Hanu Singh graduated B.S. ECE and Computer Science (1989) from George Mason University and Ph.D. (1995) from MIT/Woods Hole.He led the development and commercialization of the Seabed AUV, nine of which are in operation at other universities and government laboratories around the world. He was technical lead for development and operations for Polar AUVs (Jaguar and Puma) and towed vehicles(Camper and Seasled), and the development and commercialization of the Jetyak ASVs, 18 of which are currently in use. He was involved in the development of UAS for polar and oceanographic applications, and high resolution multi-sensor acoustic and optical mapping with underwater vehicles on over 55 oceanographic cruises in support of physical oceanography, marine archaeology, biology, fisheries, coral reef studies, geology and geophysics and sea-ice studies. He is an accomplished Research Student advisor and has made strong collaborations across the US (including at MIT, SIO, Stanford, Columbia LDEO) and internationally including in the UK, Australia, Canada, Korea, Taiwan, China, Japan, India, Sweden and Norway. Hanu Singh is currently Chair of the IEEE Ocean Engineering Technology Committee on Autonomous Marine Systems with responsibilities that include organizing the biennial IEEE AUV Conference, 2008 onwards. Associate Editor, IEEE Journal of Oceanic Engineering, 2007-2011. Associate editor, Journal of Field Robotics 2012 onwards.

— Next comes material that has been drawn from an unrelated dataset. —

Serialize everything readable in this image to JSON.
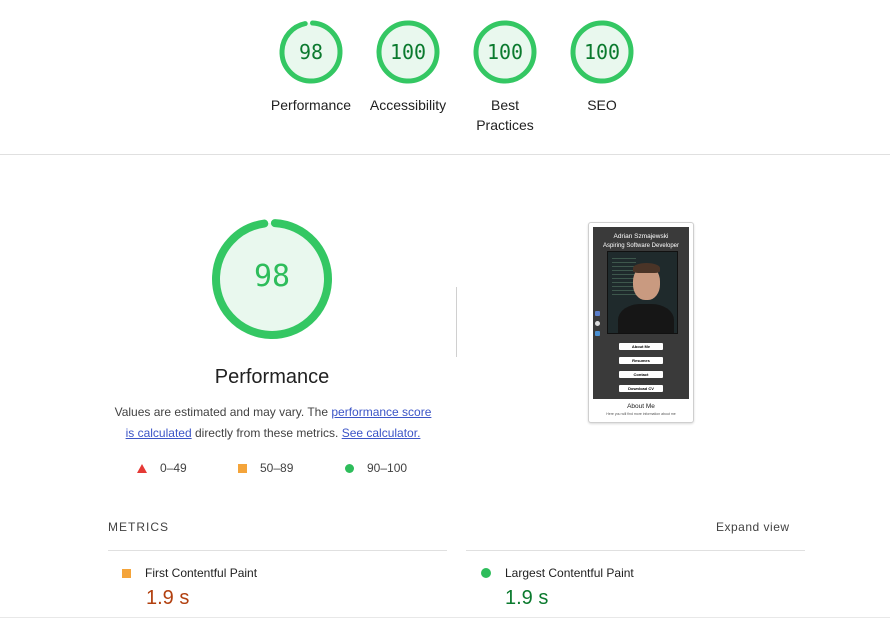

Milica Stojanovic graduated from the University of Belgrade, Serbia, in 1988, and received the M.S. and Ph.D. degrees in electrical engineering from Northeastern University in Boston, in 1991 and 1993. She was a Principal Scientist at the Massachusetts Institute of Technology, and in 2008 joined Northeastern University, where she is currently a Professor of electrical and computer engineering. She is also a Guest Investigator at the Woods Hole Oceanographic Institution. Milica’s research interests include digital communications theory, statistical signal processing and wireless networks, and their applications to underwater acoustic systems. She has made pioneering contributions to underwater acoustic communications, and her work has been widely cited. She is a Fellow of the IEEE, and serves as an Associate Editor for its Journal of Oceanic Engineering (and in the past for Transactions on Signal Processing and Transactions on Vehicular Technology). She also serves on the Advisory Board of the IEEE Communication Letters, and chairs the IEEE Ocean Engineering Society’s Technical Committee for Underwater Communication, Navigation and Positioning. Milica is the recipient of the 2015 IEEE/OES Distinguished Technical Achievement Award.
Dr. Paul C. Hines was born and raised in Glace Bay, Cape Breton. From 1977-1981 he attended Dalhousie University, Halifax, Nova Scotia, graduating with a B.Sc. (Hon) in Engineering-Physics.